Eight years ago, when I opened an independent bookstore in downtown Evanston, I faced a lot of skepticism about whether it could possibly be successful.
“Print books are going to be replaced with e-books,” people said.
“You won’t be able to compete with that big-box bookstore right down the street from you,” people said.
But mostly, to express their skepticism about the whole concept of my brick-and-mortar bookstore, people just said one word: “Amazon.”
And yes, in the early days, we saw Amazon stealing sales right out from under our noses. People would browse our enticing shelves, or chat with our friendly booksellers about books we liked, and then, instead of buying them, they’d take pictures and say, “Oh, I’ll come back later for that.” But they mostly didn’t, of course. They just ordered those books for less on Amazon.
Much of my job for the past eight years has been to stand at the front register and explain to customers why we ask them to pay “more” for these books than Amazon does, even though what we ask them to pay is only the price set by the book’s publisher and printed by the publisher on the front cover.
And what I’ve learned from that is, I can go deep into the weeds about my business model versus Amazon’s, and the only impact of that is to make my customer’s eyes glaze over.
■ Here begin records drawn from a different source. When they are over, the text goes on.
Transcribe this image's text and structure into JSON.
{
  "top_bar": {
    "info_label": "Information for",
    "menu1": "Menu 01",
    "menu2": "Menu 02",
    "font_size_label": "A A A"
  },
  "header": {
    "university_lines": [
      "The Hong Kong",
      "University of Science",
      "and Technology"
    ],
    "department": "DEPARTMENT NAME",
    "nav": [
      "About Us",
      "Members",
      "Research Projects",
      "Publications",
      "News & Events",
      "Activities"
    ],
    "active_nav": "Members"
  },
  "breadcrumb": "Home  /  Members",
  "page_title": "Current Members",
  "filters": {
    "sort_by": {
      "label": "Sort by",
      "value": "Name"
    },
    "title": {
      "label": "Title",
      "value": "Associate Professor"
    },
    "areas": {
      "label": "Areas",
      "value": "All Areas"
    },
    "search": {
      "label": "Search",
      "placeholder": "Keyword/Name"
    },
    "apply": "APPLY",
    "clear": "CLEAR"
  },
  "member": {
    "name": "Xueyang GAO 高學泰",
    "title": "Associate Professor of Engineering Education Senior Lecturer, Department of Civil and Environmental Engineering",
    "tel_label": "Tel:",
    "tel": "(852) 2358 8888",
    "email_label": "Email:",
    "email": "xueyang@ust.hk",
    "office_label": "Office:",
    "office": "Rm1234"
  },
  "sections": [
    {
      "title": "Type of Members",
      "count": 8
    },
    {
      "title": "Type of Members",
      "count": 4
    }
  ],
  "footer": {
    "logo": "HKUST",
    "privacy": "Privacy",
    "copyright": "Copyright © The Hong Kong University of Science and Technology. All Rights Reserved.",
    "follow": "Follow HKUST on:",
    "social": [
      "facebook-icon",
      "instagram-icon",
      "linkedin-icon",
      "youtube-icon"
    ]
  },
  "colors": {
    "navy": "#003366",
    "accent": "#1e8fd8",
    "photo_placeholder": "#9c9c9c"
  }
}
So I’ve learned, over these eight years, to focus on another explanation. Here are all the things you get from my bookstore when you buy that book from me, I say, that you won’t get from Amazon: You get a cozy store in your neighborhood that hosts authors and story times; that makes suggestions for your 7-year-old; that carries banned books, bestselling books and quirky books you’ve never heard of; and that is there just quietly providing refuge when it’s raining or you’re having a bad day. And your community gets a homey storefront that helps define who it is.
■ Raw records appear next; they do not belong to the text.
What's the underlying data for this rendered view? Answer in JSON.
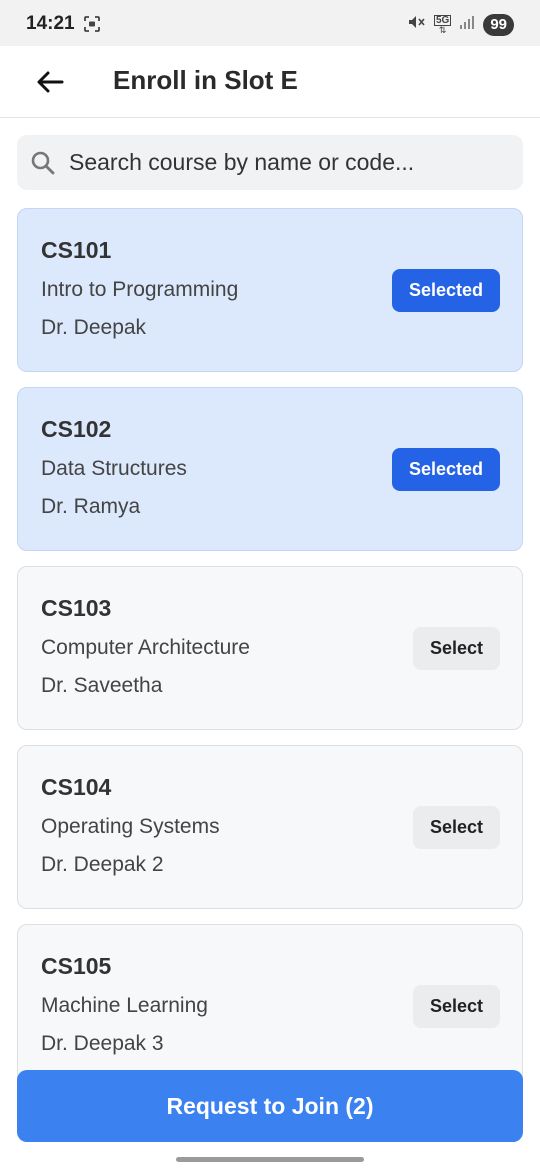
{
  "status_bar": {
    "time": "14:21",
    "network": "5G",
    "battery": "99"
  },
  "header": {
    "title": "Enroll in Slot E",
    "back_icon": "arrow-left-icon"
  },
  "search": {
    "placeholder": "Search course by name or code...",
    "value": "",
    "icon": "search-icon"
  },
  "courses": [
    {
      "code": "CS101",
      "name": "Intro to Programming",
      "instructor": "Dr. Deepak",
      "button_label": "Selected",
      "selected": true
    },
    {
      "code": "CS102",
      "name": "Data Structures",
      "instructor": "Dr. Ramya",
      "button_label": "Selected",
      "selected": true
    },
    {
      "code": "CS103",
      "name": "Computer Architecture",
      "instructor": "Dr. Saveetha",
      "button_label": "Select",
      "selected": false
    },
    {
      "code": "CS104",
      "name": "Operating Systems",
      "instructor": "Dr. Deepak 2",
      "button_label": "Select",
      "selected": false
    },
    {
      "code": "CS105",
      "name": "Machine Learning",
      "instructor": "Dr. Deepak 3",
      "button_label": "Select",
      "selected": false
    }
  ],
  "footer": {
    "request_label": "Request to Join (2)"
  },
  "colors": {
    "accent": "#2563e6",
    "request_button": "#3b82f0",
    "selected_card": "#dce8fc"
  }
}
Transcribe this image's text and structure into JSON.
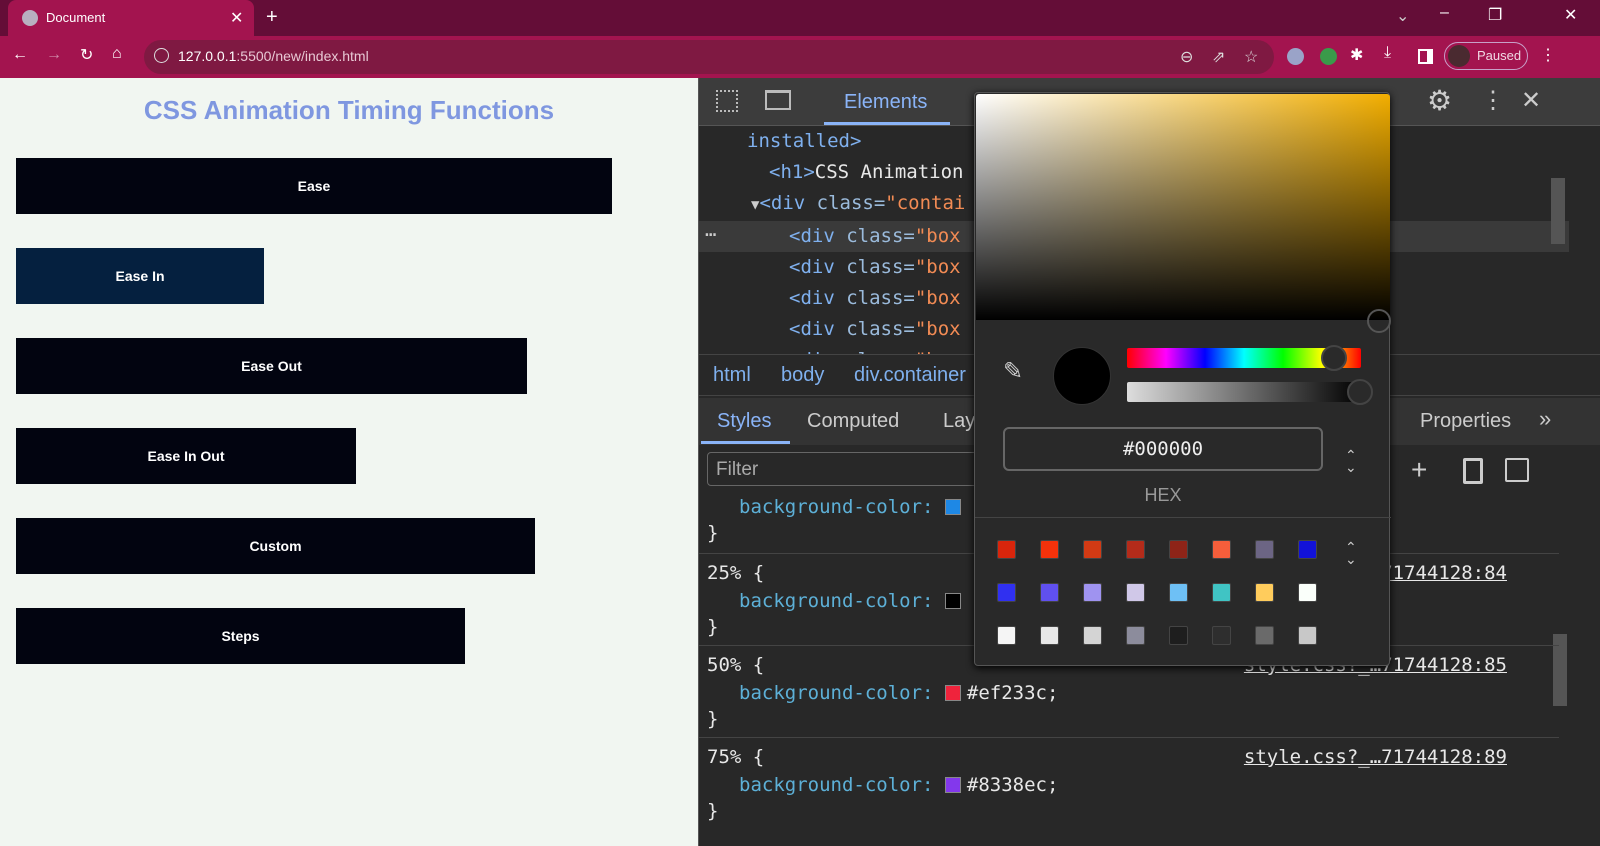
{
  "browser": {
    "tab_title": "Document",
    "url_host": "127.0.0.1",
    "url_rest": ":5500/new/index.html",
    "profile_label": "Paused"
  },
  "page": {
    "title": "CSS Animation Timing Functions",
    "boxes": [
      "Ease",
      "Ease In",
      "Ease Out",
      "Ease In Out",
      "Custom",
      "Steps"
    ]
  },
  "devtools": {
    "tabs": {
      "elements": "Elements"
    },
    "dom": {
      "line0": "installed>",
      "line1_tag": "<h1>",
      "line1_text": "CSS Animation",
      "line2_tag": "<div ",
      "line2_attr": "class=",
      "line2_val": "\"contai",
      "box_tag": "<div ",
      "box_attr": "class=",
      "box_val": "\"box"
    },
    "breadcrumb": [
      "html",
      "body",
      "div.container"
    ],
    "style_tabs": [
      "Styles",
      "Computed",
      "Lay",
      "Properties"
    ],
    "filter_placeholder": "Filter",
    "rules": [
      {
        "selector": "",
        "prop": "background-color:",
        "value": "",
        "color": "#1e88e5",
        "source": ""
      },
      {
        "selector": "25% {",
        "prop": "background-color:",
        "value": "",
        "color": "#000000",
        "source": "?_…71744128:84"
      },
      {
        "selector": "50% {",
        "prop": "background-color:",
        "value": "#ef233c;",
        "color": "#ef233c",
        "source": "style.css?_…71744128:85"
      },
      {
        "selector": "75% {",
        "prop": "background-color:",
        "value": "#8338ec;",
        "color": "#8338ec",
        "source": "style.css?_…71744128:89"
      }
    ],
    "close_brace": "}"
  },
  "picker": {
    "hex": "#000000",
    "format": "HEX",
    "palette": [
      "#d8250c",
      "#f4320b",
      "#d23a14",
      "#b42b1a",
      "#8e2418",
      "#f55e3b",
      "#6c6584",
      "#1212d8",
      "#3030f0",
      "#6050ef",
      "#9f93f0",
      "#d0c8e8",
      "#6ec0f5",
      "#40c4c4",
      "#ffcc5c",
      "#fafffa",
      "#f5f5f5",
      "#e8e8e8",
      "#d4d4d4",
      "#8c8c9c",
      "#1e1e1e",
      "#2e2e2e",
      "#6a6a6a",
      "#c8c8c8"
    ]
  }
}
And despite all that early skepticism, in eight years, I’ve seen lots of encouraging signs of change.
People didn’t give up print books. On the contrary, the percentage of books sold in electronic form leveled off and then declined.
The big-box store down the street from me closed, which made my own traffic surge.
And now it’s not uncommon for customers to show us an Amazon wish list on their phones and say: “I’d rather buy these from you.”
And recently, in the wake of more critical coverage of Amazon’s business practices, there have been more and more people asking themselves: Can I give up Amazon? Should I boycott Amazon? Sadly, their conclusion often seems to be: No. Amazon is just too big. It has tentacles that reach into every aspect of our everyday lives, from grocery shopping, to entertainment viewing, to sending that really convenient gift card for someone’s birthday.
What the heck? Amazon will never notice if you stop spending your money with them, so why not just surrender to their market dominance? As with so many overwhelming problems — Climate change! Politics! The economy! — one person just can’t make a difference.
I know for a fact that you, personally, can make a difference. While Amazon may not miss the dollars you decide not to spend with them, those same dollars coming to me make all the difference in whether I can survive.
So, every time a customer approaches me, phone in hand, to tell me they are ordering their Amazon wish list from me, I can’t help but smile.
That person hasn’t surrendered to the ubiquity of Amazon.
That person is voting with their dollars for the world they want to survive.
Nina Barrett is the owner and founder of Bookends & Beginnings in Evanston and the lead plaintiff in a class-action suit against Amazon on behalf of booksellers.